Als ich diesen Flyer in der Hand hielt, kam mir die Heilige Johanna Franziska von Chantal wieder in den Sinn. Mich fasziniert, dass ihr Leben der Sorge als alleinerziehende Mutter um ihre grosse Familie – ihr Mann war früh gestorben – und dem Aufbau des Ordens der Salesianerinnen galt. Der Orden sollte sich um das Leben vor allem junger Frauen kümmern. Ihre Vorstellung einer geistlichen Gemeinschaft war, ohne Klausur, aktiv und betend – mitten im Leben – engagiert zu sein.

In der damaligen Zeit, vor rund 400 Jahren, war dies ihrer Zeit voraus. Mehrere religiöse Frauen standen damals für einen mutigen, selbstbewussten religiösen Aufbruch wie Teresa von Ávila in Spanien und Mary Ward in England. Alle gründeten trotz Widerstands vonseiten der Kirche Frauenorden. So musste Johanna Franziska von Chantal mit der Unterstützung ihres geistlichen Begleiters, des Bischofs Franz von Sales, ihre damals modernen Ansichten der Zeit anpassen.

Ihr bodenständiges Engagement für die Familie und den Aufbau eines Frauenordens könnte Anstoss geben, sich dem Leben zuzuwenden und sich hinzugeben, eben Care zu leben. Zu betonen ist, dass sie beides miteinander in Einklang brachte: Das Dasein für ihre Kinder und den Aufbau eines Ordens. Die Verbindung von «ganz in der Welt sein» und einem geistlichen Weg kann ansteckend sein. So ist es nicht verwunderlich, dass Johanna Franziska von Chantal beispielsweise für eine glückliche Geburt angerufen wurde. Denn diese Heilige lebte ganz und gar, modern ausgedrückt, «Care».

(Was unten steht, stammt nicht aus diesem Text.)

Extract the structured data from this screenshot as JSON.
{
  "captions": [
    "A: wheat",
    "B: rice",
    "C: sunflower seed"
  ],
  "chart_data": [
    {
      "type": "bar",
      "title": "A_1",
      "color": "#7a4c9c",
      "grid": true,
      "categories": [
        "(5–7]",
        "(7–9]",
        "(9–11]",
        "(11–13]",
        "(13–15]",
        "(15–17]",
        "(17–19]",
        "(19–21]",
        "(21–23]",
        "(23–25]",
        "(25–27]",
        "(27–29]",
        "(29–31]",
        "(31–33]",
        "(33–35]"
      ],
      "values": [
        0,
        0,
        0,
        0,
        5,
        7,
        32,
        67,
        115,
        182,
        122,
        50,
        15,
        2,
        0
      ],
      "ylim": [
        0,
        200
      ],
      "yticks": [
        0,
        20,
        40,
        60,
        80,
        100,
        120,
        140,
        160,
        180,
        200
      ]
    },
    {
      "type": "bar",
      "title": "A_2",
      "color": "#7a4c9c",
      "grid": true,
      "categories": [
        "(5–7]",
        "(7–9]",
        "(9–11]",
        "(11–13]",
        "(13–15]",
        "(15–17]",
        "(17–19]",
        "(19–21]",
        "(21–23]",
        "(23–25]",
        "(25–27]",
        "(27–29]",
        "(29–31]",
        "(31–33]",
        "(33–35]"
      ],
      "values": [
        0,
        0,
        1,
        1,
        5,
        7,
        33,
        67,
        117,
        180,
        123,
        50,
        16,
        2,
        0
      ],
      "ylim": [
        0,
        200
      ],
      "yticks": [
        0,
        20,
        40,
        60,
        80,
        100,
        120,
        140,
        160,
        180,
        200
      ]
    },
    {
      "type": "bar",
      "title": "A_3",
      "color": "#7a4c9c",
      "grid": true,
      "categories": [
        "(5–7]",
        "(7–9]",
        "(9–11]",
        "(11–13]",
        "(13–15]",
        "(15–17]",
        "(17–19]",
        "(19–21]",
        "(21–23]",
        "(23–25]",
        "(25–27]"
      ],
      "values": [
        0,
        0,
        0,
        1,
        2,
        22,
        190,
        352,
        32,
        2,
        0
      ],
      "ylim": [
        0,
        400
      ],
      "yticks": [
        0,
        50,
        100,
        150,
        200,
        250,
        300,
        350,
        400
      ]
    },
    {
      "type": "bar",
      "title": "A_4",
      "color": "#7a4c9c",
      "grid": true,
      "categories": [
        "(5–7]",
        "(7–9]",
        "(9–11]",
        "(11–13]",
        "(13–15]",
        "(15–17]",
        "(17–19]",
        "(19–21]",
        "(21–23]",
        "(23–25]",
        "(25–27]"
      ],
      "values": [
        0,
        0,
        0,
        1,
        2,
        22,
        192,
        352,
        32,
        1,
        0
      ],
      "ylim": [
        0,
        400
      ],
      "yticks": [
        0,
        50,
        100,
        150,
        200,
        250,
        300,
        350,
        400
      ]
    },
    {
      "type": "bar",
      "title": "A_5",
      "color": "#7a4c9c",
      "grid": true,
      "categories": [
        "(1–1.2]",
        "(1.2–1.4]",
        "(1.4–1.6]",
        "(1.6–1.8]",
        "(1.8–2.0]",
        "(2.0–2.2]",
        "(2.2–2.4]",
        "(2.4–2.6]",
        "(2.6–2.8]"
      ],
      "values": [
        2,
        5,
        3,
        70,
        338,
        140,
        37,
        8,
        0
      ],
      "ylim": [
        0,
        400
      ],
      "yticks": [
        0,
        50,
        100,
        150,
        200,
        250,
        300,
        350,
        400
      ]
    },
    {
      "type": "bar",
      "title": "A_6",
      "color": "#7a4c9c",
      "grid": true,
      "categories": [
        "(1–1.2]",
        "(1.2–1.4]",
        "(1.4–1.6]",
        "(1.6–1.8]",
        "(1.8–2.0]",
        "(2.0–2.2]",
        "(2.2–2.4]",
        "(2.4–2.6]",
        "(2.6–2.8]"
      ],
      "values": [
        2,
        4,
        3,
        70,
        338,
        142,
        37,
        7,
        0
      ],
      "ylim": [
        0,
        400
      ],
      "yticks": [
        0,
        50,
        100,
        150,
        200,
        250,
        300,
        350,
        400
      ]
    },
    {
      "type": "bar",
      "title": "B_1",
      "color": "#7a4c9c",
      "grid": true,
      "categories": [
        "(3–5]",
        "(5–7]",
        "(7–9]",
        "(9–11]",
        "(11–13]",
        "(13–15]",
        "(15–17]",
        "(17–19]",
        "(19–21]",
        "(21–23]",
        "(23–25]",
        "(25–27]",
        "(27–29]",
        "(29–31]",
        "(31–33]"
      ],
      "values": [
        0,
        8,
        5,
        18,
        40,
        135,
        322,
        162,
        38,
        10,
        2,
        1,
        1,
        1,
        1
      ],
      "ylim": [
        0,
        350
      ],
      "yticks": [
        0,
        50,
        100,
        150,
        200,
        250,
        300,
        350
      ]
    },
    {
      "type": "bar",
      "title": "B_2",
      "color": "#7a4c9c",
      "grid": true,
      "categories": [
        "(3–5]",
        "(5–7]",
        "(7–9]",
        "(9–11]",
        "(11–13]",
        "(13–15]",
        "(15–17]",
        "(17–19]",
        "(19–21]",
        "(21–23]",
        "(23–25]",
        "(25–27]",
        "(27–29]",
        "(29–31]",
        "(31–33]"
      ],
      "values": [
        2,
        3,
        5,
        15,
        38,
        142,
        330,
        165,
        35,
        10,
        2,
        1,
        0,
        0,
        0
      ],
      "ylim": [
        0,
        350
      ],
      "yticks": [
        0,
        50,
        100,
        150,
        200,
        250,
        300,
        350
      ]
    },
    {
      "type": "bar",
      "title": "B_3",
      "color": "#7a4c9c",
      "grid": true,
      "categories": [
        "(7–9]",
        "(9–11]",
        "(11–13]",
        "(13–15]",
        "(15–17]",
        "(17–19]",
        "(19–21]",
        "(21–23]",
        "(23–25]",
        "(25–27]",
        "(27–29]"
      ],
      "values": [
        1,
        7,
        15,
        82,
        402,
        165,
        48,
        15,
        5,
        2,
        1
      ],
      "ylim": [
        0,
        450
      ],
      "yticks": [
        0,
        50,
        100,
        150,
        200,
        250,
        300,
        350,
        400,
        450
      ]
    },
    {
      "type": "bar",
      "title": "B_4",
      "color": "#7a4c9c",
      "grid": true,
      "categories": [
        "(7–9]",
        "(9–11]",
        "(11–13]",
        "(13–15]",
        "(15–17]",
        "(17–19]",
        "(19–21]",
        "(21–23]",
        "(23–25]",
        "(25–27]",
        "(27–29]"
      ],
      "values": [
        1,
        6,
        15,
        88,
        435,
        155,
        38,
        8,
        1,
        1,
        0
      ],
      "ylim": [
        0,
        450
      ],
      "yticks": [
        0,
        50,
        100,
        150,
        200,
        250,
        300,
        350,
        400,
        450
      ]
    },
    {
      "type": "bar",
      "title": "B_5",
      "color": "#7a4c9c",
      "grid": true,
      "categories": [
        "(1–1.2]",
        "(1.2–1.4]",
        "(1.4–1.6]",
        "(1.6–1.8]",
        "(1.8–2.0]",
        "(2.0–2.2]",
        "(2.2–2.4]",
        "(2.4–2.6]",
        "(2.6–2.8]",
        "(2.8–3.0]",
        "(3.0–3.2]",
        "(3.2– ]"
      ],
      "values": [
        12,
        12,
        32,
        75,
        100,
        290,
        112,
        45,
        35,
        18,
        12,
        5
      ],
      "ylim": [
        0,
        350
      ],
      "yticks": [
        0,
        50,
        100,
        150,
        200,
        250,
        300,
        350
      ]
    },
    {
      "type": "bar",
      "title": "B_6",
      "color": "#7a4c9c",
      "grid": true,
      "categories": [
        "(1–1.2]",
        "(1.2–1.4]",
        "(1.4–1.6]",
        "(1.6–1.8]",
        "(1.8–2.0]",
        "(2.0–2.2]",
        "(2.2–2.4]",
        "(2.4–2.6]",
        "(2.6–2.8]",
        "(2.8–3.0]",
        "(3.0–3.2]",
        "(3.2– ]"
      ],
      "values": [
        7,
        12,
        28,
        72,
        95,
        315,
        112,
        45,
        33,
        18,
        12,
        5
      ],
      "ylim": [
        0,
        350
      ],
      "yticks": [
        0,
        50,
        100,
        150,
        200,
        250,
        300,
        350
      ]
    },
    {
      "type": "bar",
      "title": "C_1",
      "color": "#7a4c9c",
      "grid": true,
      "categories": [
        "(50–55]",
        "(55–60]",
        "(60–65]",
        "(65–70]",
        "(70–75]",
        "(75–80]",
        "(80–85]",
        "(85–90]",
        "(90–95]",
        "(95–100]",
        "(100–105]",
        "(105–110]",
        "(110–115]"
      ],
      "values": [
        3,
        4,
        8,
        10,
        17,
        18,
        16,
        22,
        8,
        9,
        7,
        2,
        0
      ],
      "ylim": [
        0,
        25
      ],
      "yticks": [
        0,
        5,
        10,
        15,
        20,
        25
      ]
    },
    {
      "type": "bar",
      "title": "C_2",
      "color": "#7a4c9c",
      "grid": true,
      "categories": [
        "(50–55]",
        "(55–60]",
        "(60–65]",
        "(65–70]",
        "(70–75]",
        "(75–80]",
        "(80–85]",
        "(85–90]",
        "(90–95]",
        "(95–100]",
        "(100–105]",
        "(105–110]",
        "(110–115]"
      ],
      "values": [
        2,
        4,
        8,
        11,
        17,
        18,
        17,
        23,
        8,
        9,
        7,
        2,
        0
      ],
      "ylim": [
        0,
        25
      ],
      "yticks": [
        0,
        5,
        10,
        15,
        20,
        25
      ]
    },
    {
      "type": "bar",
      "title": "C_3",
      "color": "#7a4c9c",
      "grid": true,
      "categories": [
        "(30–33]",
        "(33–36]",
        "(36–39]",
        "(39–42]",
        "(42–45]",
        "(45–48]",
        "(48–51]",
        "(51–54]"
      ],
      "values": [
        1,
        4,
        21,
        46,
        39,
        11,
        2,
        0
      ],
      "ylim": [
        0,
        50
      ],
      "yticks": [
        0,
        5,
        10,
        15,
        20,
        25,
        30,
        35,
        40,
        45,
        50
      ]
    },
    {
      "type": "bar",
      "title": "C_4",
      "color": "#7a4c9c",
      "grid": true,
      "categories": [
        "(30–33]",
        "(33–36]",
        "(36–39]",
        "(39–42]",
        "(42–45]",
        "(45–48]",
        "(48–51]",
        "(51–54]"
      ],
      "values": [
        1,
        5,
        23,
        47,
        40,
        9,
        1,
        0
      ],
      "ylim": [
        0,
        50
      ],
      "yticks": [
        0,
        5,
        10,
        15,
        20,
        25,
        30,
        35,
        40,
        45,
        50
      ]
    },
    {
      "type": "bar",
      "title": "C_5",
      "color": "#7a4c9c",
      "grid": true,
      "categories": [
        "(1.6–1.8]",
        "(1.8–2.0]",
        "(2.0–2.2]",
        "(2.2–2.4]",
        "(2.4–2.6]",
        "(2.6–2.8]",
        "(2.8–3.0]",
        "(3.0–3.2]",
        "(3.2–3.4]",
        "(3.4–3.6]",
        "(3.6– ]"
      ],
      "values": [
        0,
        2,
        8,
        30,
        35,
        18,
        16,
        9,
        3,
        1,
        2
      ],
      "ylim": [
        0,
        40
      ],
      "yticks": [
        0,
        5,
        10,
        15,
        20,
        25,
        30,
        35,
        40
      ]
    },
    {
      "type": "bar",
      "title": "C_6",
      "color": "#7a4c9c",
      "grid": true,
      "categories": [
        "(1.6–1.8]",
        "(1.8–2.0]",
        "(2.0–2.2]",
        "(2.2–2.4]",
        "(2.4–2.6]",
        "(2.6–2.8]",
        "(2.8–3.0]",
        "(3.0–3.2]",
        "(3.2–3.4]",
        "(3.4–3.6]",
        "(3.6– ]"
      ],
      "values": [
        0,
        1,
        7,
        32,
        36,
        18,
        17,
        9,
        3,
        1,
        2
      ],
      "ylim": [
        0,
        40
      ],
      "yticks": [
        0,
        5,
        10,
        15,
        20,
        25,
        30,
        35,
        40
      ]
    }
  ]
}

Solche Gestalten können Frauen und Männer ermutigen, sich für das allumfassende Leben zu entscheiden, und zwar konkret. Die Verteidigung der Satelliten im Weltall, der Kampf der Nationen um die nächste Mondlandung, das Entwickeln der Künstlichen Intelligenz, die meiner Meinung nach zunehmende Verrohung in der Gesellschaft sind nicht alles. Die beängstigende weltweite Klimaerwärmung schreit zum Himmel. Die Vorstellung, dass die Arktis dahinschmilzt und Menschen in Indien nicht mehr ohne Temperaturen über 50 Grad leben können, erschlägt uns, wenn wir uns einen Moment darauf einlassen. Welche Welt hinterlassen wir?

Care, Sorge, Fürsorge im besten Sinn, Zuwendung, Nachhaltigkeit und sich um das Leben kümmern: Das ist der Ruf der Stunde.

Am Sonntag, an dem ich diese Gedanken schreibe, saugt die trockene Erde den Regen auf. Sie atmet auf, die Tiere trinken das kostbare Gut, das Grün der Pflanzen wird wieder sichtbar, die Menschen atmen auf. Die Dankbarkeit für all das spornt mich an, in mich zu gehen, zu danken, zu bitten und ganz im Sinne der Heiligen vor uns und mit uns – so glauben es die orthodoxen Christen – sich dem Leben erneut zuzuwenden und es konkret zu hegen und zu pflegen.

Anna-Marie Fürst, Theologin, arbeitet in der Gefängnisseelsorge und in der Seelsorge für Menschen mit Behinderung in den Kantonen Basel-Stadt und Zug.